Just in addition, the time it takes to cook Instant Pot Shrimp curry estimated approx 10 minutes.
To get started with this recipe, we have to first prepare a few components. You can cook Instant Pot Shrimp curry using 16 ingredients and 12 steps. Here is how you can achieve it.
Absolutely delicious and easy South Indian curry. One of my husband's favorite dishes😀.Shrimp cooked in spiced, creamy onion and tomato based gravy with a subtle coconut flavor. I have used Instant Pot Duo Mini(3QT). Check out my blog for similar recipes
https://cookwithjiya.com
Ingredients and spices that need to be Get to make Instant Pot Shrimp curry:
- 2 tbsp Coconut oil
- 12 oz pkt Raw medium-large shrimp(Peeled and deveined)
- 1 Small onion sliced
- 1 Medium Tomato chopped
- 1 lemon sized tamarind soaked in 1/2 cup water (optional)
- 1 stem Curry leaves
- 1 tsp Ginger garlic paste
- 1 tbsp. Black Mustard seeds
- 2 tbsp. Coconut cream
- 1 tsp Salt
- 1/4 tsp Turmeric powder
- 2 tbsp. Kashmiri Red Chilly powder(bright color and less heat)
- 1 1/2 tbsp. Coriander powder
- 1/4 tsp Cumin powder
- 1/4 tsp Fenugreek powder
- 2 cups water
Instructions to make Instant Pot Shrimp curry
- Thaw and Clean the shrimp thoroughly and remove the tail.
- Keep the IP on sauté mode and once hot, add the oil followed by mustard seeds,curryleaves, fenugreek powder and ginger garlic paste. Stir well so that it doesnt burn or stick to the pot.
- Add onion slices and chopped tomatoes along with salt and turmeric.Sauté for 3-4 mins until the onions are translucent.

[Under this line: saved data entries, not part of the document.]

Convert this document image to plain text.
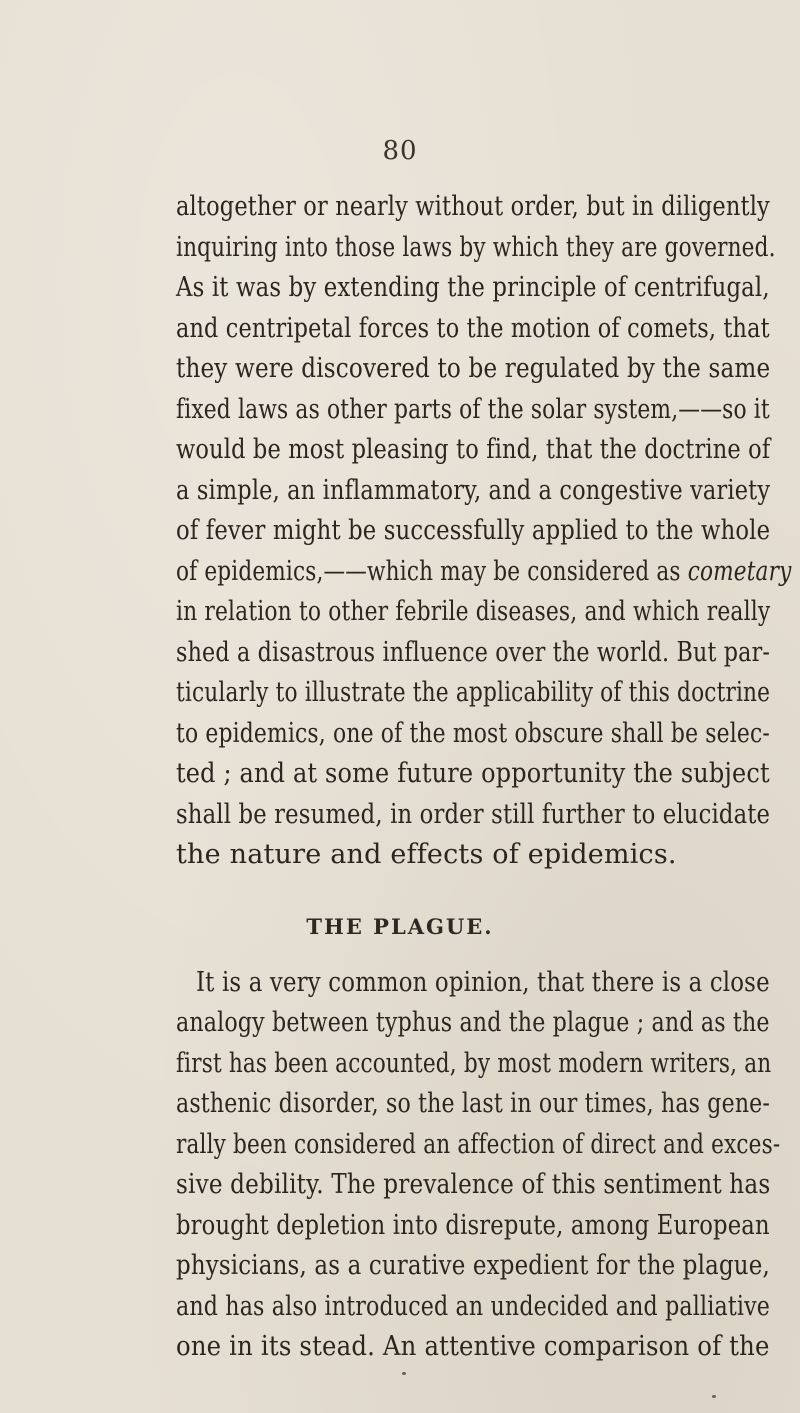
80
altogether or nearly without order, but in diligently
inquiring into those laws by which they are governed.
As it was by extending the principle of centrifugal,
and centripetal forces to the motion of comets, that
they were discovered to be regulated by the same
fixed laws as other parts of the solar system,——so it
would be most pleasing to find, that the doctrine of
a simple, an inflammatory, and a congestive variety
of fever might be successfully applied to the whole
of epidemics,——which may be considered as cometary
in relation to other febrile diseases, and which really
shed a disastrous influence over the world. But par-
ticularly to illustrate the applicability of this doctrine
to epidemics, one of the most obscure shall be selec-
ted ; and at some future opportunity the subject
shall be resumed, in order still further to elucidate
the nature and effects of epidemics.
THE PLAGUE.
It is a very common opinion, that there is a close
analogy between typhus and the plague ; and as the
first has been accounted, by most modern writers, an
asthenic disorder, so the last in our times, has gene-
rally been considered an affection of direct and exces-
sive debility. The prevalence of this sentiment has
brought depletion into disrepute, among European
physicians, as a curative expedient for the plague,
and has also introduced an undecided and palliative
one in its stead. An attentive comparison of the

- Meanwhile prepare a thick paste of Red chilly powder,cumin powder and coriander powder with 2 tbsp water.(this will prevent burning of spices when directly added to the pot)

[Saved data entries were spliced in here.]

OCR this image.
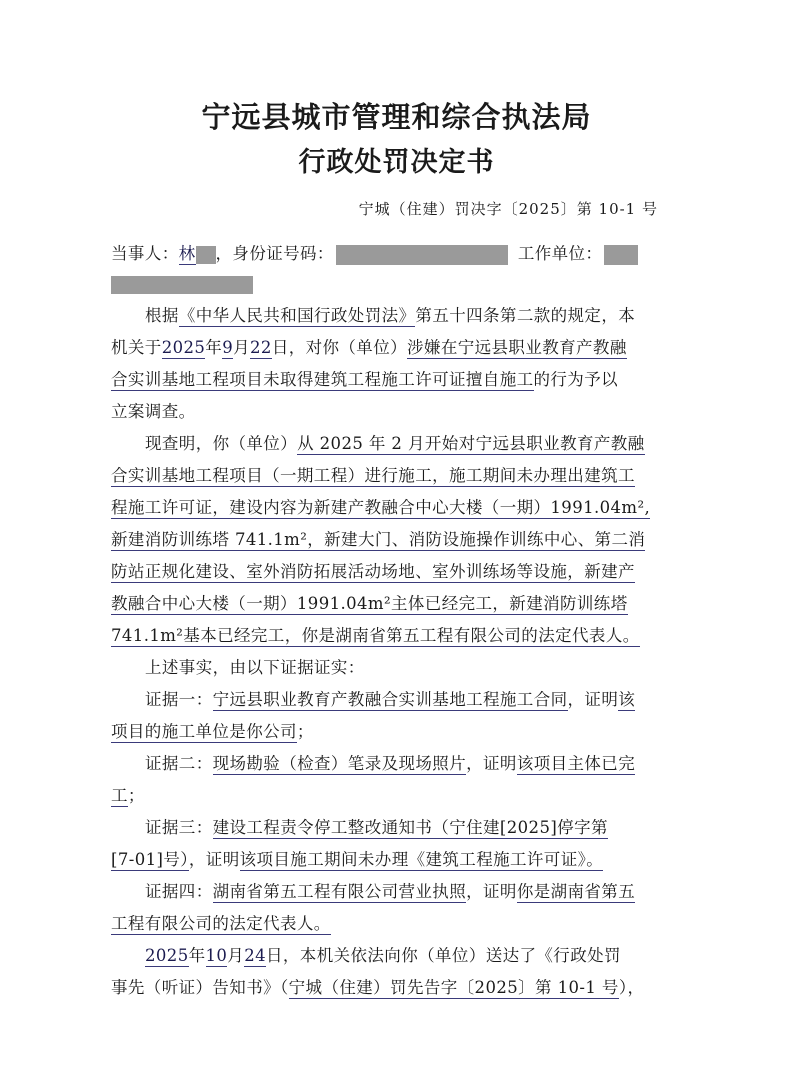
宁远县城市管理和综合执法局
行政处罚决定书
宁城（住建）罚决字〔2025〕第 10-1 号
当事人：林 ，身份证号码：	工作单位：
根据《中华人民共和国行政处罚法》第五十四条第二款的规定，本
机关于2025年9月22日，对你（单位）涉嫌在宁远县职业教育产教融
合实训基地工程项目未取得建筑工程施工许可证擅自施工的行为予以
立案调查。
现查明，你（单位）从 2025 年 2 月开始对宁远县职业教育产教融
合实训基地工程项目（一期工程）进行施工，施工期间未办理出建筑工
程施工许可证，建设内容为新建产教融合中心大楼（一期）1991.04m²,
新建消防训练塔 741.1m²，新建大门、消防设施操作训练中心、第二消
防站正规化建设、室外消防拓展活动场地、室外训练场等设施，新建产
教融合中心大楼（一期）1991.04m²主体已经完工，新建消防训练塔
741.1m²基本已经完工，你是湖南省第五工程有限公司的法定代表人。
上述事实，由以下证据证实：
证据一：宁远县职业教育产教融合实训基地工程施工合同，证明该
项目的施工单位是你公司；
证据二：现场勘验（检查）笔录及现场照片，证明该项目主体已完
工；
证据三：建设工程责令停工整改通知书（宁住建[2025]停字第
[7-01]号），证明该项目施工期间未办理《建筑工程施工许可证》。
证据四：湖南省第五工程有限公司营业执照，证明你是湖南省第五
工程有限公司的法定代表人。
2025年10月24日，本机关依法向你（单位）送达了《行政处罚
事先（听证）告知书》（宁城（住建）罚先告字〔2025〕第 10-1 号），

- Add the spice paste to the onion masala and stir well for a minute and add the tamarind piece along with few tbsp water so that nothing burns or sticks to the bottom of the inner pot.

- Once oil starts separating from the masala,add 2 cups water and close the IP with a glass lid.Let the curry continue simmering for 2 minutes on sauté mode.

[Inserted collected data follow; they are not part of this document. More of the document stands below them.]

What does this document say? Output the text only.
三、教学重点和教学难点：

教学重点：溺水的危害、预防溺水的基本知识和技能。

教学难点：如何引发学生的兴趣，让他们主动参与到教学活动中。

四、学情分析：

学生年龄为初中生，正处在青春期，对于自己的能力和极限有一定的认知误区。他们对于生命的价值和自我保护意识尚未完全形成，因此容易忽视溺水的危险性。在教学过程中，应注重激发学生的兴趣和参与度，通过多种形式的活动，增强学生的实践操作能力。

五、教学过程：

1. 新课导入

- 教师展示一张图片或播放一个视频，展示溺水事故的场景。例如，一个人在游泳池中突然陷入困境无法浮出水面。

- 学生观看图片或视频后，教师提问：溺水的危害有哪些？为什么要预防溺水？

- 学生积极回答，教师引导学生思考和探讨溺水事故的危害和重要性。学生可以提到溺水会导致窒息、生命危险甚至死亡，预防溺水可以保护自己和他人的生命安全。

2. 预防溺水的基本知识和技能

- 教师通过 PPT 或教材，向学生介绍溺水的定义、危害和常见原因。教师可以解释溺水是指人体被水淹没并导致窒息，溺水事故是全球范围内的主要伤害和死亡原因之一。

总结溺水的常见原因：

- Now add the cleaned shrimp,stir well and close the Insant Pot. Set the pressure cook mode for 3 minutes.

- Once done,open the lid after 10 min natural steam release. Keep the IP on sauté mode again and stir the curry and add in the coconut cream.
- Let the gravy simmer for 3-4 mins and when it reaches the desired consistency, turn off the IP. Check the salt and transfer to serving dish/let it sit in the IP on 'keep warm' mode
- Serve the curry with Rice or Roti.

- TIP#You can substitute Kashmiri redchilly powder with Paprika too. You can get them at any Indian grocery stores.
- TIP# You can use this curry recipe for scallops or prawns too.